Marie Stopes International (MSI) runs programs in almost 40 mostly developing countries, carrying out tens of thousands of abortions a year. It has offices in London, Brussels and Melbourne, Australia as well as a fundraising office in Boulder, Colorado.
 
MSI says its goal is “the prevention of unwanted births” and describes its mission as, “Children by choice not chance.”
 
MSI did not reply to an invitation to comment on the Royal Mail decision or to respond to the criticism.

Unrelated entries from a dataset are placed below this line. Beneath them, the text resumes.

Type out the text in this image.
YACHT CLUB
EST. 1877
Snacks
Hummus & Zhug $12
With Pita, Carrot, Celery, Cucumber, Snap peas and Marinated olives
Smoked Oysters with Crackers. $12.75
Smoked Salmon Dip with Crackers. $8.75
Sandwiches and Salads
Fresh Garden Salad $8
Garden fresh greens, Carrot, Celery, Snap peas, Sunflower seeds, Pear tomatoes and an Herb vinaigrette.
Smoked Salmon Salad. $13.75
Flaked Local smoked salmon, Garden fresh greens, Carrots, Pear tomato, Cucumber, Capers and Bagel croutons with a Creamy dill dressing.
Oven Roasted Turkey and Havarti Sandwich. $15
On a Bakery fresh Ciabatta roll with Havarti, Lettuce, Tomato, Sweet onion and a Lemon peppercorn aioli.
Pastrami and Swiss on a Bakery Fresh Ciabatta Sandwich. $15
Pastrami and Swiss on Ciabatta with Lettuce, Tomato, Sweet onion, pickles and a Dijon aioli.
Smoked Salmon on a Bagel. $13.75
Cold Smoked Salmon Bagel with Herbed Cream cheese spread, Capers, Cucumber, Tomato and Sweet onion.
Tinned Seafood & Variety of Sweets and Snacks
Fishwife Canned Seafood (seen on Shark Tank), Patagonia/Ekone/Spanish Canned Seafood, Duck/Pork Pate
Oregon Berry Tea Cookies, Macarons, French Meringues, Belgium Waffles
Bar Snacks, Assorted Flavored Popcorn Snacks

On its Web site, a brief biography of Stopes makes no mention of the eugenics controversy. 
 
Harry Stopes-Roe, the son of Marie Stopes, wrote in the Guardian earlier this month that his mother had acted from a sense of duty to those less fortunate.
 
“In the 1920s, many drew the conclusion that those who cared should take active steps to make the world a better place, and eugenics had been very widely accepted as responsible action from the late 19th century,” he said. “But it was, of course, discredited by Hitler’s evil.”
 
“If one enters upon historical criticism, however, one should understand the historical context. It was obviously right to put birth control facilities in reach of the poor, as they were the ones in most need.”
 
Stopes-Roe is vice-president of the British Humanist Association and, according to a brief bio on the Guardian Web site, “he now recognizes over-population as the most important practical moral problem.”
 
According to her biography in The World of Genetics, it was after Stopes met and was inspired by American birth control activist Margaret Sanger in 1915 that she “began crusading for sexual freedom and birth control.”
 
Sanger, who died in 1966, was the founder of Planned Parenthood and, like Stopes, supported eugenics and has been accused of racism.
 
Planned Parenthood says its founder “uniformly repudiated the racist exploitation of eugenics principles,” but also acknowledges that she agreed with some views that the organization finds “objectionable and outmoded.”